Another interesting part of this translation is the word “niedomyslnych”. This isn’t actually a “real” word in Polish (see “Leśmianisms”), but roughly means “not-smart”. In Polish, one can easily form words by adding a prefix like “nie-” or “bez-” (roughly meaning “without”) which in a way negates whatever it precedes. It’s easy to do this to any noun or verb, and it’s clear what the word would mean even if it’s not in common use. Leśmian likes to do this a lot in his poetry, but this word construction doesn’t exist in other languages in the same way. This in part caused many Polish translators to deem his work untranslatable.
My solution was to use a tool unique to the English language: the hyphenated word. This is a neat construct in English that allows a single noun or adjective to have a layered meaning by taking on the meaning of each of the hyphenated words. Think “ice-cold”, “half-hearted” or “long-winded”. I used the word “dull-witted” to capture the meaning of the Leśmian neologism, which I thought uses English’s word-forming strengths to good effect.

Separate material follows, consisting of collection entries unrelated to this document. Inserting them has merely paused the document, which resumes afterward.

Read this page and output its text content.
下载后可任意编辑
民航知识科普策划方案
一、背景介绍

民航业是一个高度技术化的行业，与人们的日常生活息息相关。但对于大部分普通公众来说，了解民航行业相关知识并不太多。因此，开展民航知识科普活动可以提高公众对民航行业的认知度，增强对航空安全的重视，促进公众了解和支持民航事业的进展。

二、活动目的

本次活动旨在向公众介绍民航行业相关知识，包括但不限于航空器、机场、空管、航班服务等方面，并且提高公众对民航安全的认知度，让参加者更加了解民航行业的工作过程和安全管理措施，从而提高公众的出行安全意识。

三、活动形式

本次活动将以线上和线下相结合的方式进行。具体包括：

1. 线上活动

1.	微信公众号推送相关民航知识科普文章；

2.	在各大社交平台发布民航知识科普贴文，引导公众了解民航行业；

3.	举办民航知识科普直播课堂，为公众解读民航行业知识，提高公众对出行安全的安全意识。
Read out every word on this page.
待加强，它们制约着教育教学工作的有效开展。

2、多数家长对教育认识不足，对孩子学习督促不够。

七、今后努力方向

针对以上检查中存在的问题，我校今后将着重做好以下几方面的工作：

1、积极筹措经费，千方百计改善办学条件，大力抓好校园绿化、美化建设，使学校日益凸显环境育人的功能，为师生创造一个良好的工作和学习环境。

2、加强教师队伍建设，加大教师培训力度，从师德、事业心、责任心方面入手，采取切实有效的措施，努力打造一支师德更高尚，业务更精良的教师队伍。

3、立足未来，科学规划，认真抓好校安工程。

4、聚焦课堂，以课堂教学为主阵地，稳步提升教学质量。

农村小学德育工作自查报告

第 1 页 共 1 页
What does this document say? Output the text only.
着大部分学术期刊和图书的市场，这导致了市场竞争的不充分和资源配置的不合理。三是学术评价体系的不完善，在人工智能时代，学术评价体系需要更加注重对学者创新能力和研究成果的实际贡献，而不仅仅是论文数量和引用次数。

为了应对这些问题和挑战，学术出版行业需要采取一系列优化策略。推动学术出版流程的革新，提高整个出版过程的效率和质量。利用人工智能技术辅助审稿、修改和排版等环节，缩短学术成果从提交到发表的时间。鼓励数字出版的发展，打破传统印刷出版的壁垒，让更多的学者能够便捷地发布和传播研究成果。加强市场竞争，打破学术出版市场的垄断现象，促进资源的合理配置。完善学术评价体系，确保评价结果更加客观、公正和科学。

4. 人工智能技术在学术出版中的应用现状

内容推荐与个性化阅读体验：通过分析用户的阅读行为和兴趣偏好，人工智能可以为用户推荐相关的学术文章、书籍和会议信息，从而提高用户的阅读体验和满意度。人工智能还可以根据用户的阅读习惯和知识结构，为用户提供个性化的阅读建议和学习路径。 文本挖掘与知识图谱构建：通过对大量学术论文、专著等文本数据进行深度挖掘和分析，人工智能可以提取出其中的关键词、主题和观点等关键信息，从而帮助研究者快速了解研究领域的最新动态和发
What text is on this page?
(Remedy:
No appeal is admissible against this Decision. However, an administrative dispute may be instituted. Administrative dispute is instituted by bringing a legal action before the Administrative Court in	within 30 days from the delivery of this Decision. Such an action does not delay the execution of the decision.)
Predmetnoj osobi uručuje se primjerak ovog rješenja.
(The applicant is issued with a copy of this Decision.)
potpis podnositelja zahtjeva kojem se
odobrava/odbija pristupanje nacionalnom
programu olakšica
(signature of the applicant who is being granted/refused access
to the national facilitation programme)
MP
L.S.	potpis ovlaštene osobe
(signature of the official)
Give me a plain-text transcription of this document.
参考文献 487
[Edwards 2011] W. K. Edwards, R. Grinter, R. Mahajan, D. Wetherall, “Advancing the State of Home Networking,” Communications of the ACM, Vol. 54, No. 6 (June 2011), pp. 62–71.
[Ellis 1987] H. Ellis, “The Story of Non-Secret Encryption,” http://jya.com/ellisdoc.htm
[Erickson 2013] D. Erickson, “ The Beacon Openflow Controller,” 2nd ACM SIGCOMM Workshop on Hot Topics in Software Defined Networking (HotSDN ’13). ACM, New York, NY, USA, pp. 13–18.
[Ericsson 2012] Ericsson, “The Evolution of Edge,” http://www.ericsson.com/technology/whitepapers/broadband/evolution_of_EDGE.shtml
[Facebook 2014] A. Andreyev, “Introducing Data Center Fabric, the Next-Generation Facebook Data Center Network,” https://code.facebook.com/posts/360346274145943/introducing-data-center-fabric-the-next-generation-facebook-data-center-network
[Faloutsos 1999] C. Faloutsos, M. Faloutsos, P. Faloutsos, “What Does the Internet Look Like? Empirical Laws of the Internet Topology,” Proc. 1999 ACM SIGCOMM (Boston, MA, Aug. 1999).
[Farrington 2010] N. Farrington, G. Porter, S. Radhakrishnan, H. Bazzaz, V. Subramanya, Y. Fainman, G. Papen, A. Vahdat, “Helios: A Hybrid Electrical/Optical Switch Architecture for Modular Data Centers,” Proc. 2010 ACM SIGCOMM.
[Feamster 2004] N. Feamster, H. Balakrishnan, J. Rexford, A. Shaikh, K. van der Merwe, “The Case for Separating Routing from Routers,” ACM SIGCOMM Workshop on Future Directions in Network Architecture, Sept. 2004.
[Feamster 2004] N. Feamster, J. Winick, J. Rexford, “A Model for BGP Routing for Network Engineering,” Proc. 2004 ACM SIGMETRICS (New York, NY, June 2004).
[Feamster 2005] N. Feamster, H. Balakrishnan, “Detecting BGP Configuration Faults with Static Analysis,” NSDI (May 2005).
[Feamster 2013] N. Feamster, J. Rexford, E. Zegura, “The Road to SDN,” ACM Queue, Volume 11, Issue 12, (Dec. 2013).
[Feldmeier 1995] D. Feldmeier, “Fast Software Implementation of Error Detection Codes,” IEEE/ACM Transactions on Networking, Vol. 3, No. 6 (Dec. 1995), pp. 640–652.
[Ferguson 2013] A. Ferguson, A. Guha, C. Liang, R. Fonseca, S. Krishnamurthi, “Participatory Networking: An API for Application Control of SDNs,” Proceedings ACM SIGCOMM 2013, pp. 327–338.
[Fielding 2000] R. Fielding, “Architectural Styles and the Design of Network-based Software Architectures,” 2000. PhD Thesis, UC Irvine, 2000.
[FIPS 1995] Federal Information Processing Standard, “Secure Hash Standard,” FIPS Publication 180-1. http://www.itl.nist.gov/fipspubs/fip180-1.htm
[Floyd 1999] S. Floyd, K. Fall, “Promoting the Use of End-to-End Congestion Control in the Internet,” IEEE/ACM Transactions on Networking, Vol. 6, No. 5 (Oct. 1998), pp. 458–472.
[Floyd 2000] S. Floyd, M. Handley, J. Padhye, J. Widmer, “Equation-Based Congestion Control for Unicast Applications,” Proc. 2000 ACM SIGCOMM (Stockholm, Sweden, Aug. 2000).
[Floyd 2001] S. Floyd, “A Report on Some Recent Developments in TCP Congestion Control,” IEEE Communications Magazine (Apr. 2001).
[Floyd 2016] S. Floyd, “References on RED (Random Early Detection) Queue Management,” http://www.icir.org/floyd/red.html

In a way, poets themselves are translators. They carefully translate their ideas into words designed to capture their original thought. One can say this about all writing, but in poetry this process is at the forefront because (usually) a poem uses fewer words to convey meaning. “Translating a translation” is a challenge, but the result is in itself a new and original work, and makes the process of translation less rote and more creative.